Title: Generalized Backpropagation

Robotics Institute
Carnegie Mellon University

Place: NSH 1507
Time: 2:00 PM
Date: 2 Oct 2008

Robotics problems are often ill-suited for the standard supervised learning paradigms. Consequently, complex tasks like autonomous driving through difficult off-road terrain are decomposed into a series of small subproblems which are each solved with independent modules through learning or hand-engineering. Unfortunately, this approach exacerbates the problem of data labeling, as training data sets must now be labeled for intermediate outputs where the "correct" label that will lead to optimal system performance may be hard to define.
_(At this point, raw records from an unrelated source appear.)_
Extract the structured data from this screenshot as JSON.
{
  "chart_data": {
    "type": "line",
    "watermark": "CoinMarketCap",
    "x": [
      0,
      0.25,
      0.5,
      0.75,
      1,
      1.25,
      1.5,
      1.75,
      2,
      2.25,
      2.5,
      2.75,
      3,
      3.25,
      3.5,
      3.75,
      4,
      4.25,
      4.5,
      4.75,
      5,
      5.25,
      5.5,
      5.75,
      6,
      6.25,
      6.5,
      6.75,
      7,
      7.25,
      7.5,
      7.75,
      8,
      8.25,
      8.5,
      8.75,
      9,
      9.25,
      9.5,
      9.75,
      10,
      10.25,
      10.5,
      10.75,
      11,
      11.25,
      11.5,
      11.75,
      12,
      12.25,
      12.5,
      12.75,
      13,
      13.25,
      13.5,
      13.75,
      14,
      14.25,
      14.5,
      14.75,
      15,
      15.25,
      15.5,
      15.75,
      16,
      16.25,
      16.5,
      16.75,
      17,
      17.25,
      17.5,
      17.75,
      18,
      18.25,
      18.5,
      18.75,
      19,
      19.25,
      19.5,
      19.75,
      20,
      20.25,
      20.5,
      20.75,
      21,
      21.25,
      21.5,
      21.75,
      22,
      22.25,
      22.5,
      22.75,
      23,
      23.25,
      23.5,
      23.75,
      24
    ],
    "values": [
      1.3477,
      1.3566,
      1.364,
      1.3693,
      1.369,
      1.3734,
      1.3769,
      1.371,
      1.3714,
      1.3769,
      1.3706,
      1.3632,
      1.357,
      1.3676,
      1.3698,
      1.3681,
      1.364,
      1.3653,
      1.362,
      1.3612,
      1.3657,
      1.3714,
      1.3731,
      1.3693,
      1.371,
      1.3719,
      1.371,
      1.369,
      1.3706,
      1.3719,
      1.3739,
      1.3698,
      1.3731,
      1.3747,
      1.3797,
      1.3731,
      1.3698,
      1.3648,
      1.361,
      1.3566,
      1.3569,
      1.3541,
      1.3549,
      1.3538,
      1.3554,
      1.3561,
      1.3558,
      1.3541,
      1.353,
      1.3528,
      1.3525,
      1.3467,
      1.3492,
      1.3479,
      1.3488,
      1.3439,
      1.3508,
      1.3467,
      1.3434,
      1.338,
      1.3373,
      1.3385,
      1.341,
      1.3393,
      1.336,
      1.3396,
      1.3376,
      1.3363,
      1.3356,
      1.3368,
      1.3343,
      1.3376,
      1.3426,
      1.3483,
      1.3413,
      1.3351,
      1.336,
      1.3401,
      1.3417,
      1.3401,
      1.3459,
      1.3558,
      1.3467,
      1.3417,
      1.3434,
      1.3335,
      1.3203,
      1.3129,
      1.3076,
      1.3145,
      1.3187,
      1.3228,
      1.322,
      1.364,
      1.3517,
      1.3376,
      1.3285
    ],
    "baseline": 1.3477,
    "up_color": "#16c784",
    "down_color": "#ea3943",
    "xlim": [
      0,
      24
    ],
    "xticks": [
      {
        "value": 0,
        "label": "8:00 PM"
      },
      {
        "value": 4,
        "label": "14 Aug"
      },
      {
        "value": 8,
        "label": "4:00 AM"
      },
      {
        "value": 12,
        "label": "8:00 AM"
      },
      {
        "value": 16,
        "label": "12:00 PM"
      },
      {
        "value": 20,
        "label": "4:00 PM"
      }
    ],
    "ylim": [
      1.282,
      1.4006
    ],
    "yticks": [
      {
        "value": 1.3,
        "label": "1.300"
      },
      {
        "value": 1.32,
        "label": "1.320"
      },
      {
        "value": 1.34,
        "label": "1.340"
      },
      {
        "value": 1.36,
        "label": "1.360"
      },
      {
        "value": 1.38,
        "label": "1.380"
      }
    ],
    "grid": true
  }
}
Additionally, even if each of the subproblems is solved reasonably well, the performance of the system as a whole may suffer because of the accumulation of small errors in each module. Figuring out which individual modules in a complex system are responsible for system-wide errors, and how to adjust them to improve performance, has consumed many man-hours. 
The gradient backpropagation algorithm has been integral for neural network training because it provides a way to translate errors in the final system performance into updates for each of the parameters in a complex network. Although it is commonly associated with neural networks, backpropagation can be used to train any system of differentiable modules. Backpropagation depends exclusively on labeled data, however, and fails on deep networks where the "blame" for errors becomes too diffuse. This thesis proposes a set of tools, collectively termed "generalized backpropagation", which are derived from recent research into learning in the online, semi-supervised, transductive, and multi-task settings, and address some key limitations of the backpropagation algorithm. These tools make it easier to learn networks of modules if labeled training data is limited and can be understood as ways to create informative priors for the parameters of each module from unlabeled and weakly labeled data. In the proposed work they will be demonstrated on a challenging mobile robot navigation problem.